I’m talking about both the egomaniacs who run for office who aren’t prepared to deal with Washington politics, as well as the voters who put them there.

That’s a rhetorical question, of course. They’ll never learn.

So Clinton made mistakes aplenty, both while he was running for office and during his first couple years there, and as a result he lost his Democratic majority in Congress. In the mid-term elections in 1994 there was a swing of 54 seats from the Democratic Party to the Republicans, which gave the GOP control of the House for the first time since 1952.

It was the largest seat gain for either party since 1948 and a political realignment.

Unlike Jimmy Carter, Bill Clinton was a quick study, and he learned from his mistakes.

Still it was too late for some things. On the campaign trail, he had indicated he was open to allowing gay people to serve openly in the military, so when he got into office the homophobic Republicans like John McCain and even some Democrats like Sam Nunn were ready for him, and before he had figured out how things worked in DC, they rammed through the Don’t Ask, Don’t Tell measure.

Once Newt Gingrich became Speaker of the House, the GOP lost any real desire to legislate; all they cared about was trying to prevent Clinton from being re-elected, and once he was re-elected they just kept plotting to stymie him at every turn. Compromise was no longer in their vocabulary.

The Republicans tried to drum up scandals over anything and everything that Bill and Hillary Clinton did. When the Clintons fired employees of the Travel Office for financial improprieties, the Republicans yelled foul, even though those employees served at the pleasure of the president and could be dismissed without cause. Of course, the Republicans found a willing press in all this, as many reporters had been cosy with those Travel Office employees, so naturally it got blown up out of all proportion into TravelGate.

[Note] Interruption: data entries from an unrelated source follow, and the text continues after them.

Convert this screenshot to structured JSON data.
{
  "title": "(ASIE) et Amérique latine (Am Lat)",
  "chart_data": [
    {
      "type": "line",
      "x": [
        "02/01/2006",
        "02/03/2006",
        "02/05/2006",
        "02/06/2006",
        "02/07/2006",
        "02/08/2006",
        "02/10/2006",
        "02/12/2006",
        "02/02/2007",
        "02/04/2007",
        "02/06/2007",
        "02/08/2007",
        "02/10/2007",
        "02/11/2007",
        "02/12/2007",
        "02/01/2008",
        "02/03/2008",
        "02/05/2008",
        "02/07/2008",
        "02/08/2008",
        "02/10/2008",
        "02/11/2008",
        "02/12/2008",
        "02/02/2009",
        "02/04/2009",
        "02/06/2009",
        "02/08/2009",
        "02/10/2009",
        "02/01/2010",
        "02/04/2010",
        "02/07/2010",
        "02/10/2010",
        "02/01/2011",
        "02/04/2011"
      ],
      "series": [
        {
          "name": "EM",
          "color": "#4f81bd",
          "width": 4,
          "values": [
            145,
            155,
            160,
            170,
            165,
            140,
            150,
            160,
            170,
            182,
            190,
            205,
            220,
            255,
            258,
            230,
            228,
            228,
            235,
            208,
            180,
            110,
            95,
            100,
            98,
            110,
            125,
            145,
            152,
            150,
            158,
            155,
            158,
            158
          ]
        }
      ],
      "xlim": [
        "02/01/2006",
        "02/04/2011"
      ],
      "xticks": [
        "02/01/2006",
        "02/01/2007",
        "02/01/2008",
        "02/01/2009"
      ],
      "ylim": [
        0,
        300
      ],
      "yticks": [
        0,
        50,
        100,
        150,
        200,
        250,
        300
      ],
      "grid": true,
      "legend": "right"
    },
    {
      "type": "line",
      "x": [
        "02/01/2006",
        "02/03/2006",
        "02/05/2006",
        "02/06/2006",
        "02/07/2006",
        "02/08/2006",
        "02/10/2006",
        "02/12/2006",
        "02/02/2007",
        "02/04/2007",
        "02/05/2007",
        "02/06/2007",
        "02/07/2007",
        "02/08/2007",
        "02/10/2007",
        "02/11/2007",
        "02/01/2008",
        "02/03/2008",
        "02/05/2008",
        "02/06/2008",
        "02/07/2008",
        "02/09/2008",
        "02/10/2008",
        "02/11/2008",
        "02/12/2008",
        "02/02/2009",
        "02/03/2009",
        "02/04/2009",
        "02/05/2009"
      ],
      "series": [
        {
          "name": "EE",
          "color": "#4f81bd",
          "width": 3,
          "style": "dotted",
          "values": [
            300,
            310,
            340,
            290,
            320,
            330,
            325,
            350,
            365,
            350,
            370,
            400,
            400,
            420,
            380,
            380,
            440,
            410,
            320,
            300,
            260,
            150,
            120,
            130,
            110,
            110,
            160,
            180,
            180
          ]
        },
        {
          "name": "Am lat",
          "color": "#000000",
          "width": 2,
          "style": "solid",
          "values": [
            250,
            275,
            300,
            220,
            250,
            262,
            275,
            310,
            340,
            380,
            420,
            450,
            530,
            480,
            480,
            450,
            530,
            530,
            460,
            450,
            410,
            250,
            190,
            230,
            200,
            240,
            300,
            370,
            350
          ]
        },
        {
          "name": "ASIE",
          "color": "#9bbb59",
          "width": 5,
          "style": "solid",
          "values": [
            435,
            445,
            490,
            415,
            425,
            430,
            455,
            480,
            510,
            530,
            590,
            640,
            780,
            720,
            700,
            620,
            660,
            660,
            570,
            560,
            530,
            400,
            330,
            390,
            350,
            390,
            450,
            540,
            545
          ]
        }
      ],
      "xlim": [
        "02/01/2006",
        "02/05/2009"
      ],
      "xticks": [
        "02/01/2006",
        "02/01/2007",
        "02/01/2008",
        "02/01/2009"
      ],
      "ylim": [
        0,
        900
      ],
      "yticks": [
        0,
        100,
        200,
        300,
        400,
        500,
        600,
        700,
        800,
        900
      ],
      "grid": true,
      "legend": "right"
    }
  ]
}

When longtime friend of the Clintons committed suicide, even that wasn’t a bridge too far for the Republicans to exploit, and they began to circulate stories of his murder. 

The New York Times published a piece about Whitewater Development Corporation that nobody could understand, but it sounded murky. After years of investigations involving special prosecutors who found peripheral wrongdoing among former law partners of Hillary Clinton, when the dust settled it turned out that as far as the Clintons were concerned, Whitewater was a real estate deal where they had lost money.

It’s a tribute to Clinton that he managed to get anything done at all.

The Republicans did carry things too far, however, when they impeached Clinton and tried to remove him from office. That also led to Gingrich losing the speakership, although he’s still around making ludicrous statements on, where else, Fox “News”.

If Clinton had had some experience with federal government, perhaps he wouldn’t have made those initial blunders and so wouldn’t have lost his majority in congress. Then he may have been able to achieve more. We’ll never know. But I’m giving him a thumb up for keeping the GOP congress in check.

But wait, there’s something else.

It is so easy for a person in power to forget the effects that his or her actions will have on people. 

Did LBJ think about all the lives he was going to affect when he escalated the war in Vietnam? Did he even care?

Or Jimmy Carter’s pointless boycott of the Olympics. So easy for Carter sitting there in his Oval Office to just wave his hand, sign on the dotted line, and poof! That’ll teach the Soviets a lesson, by gum. Did he even care about all the young athletes he was using as pawns in his silly chess game?

There are so many things that presidents and legislators do that affect people’s lives in small and large ways.

Bill Clinton famously said, “I feel your pain.” 

Perhaps that was a ploy, a way to win votes, but he managed to connect with people in a way that most other politicians only dream of. And I think he genuinely thought through the effects his actions would have. He had a gift for connecting with people, and it drove Republicans and members of the press crazy.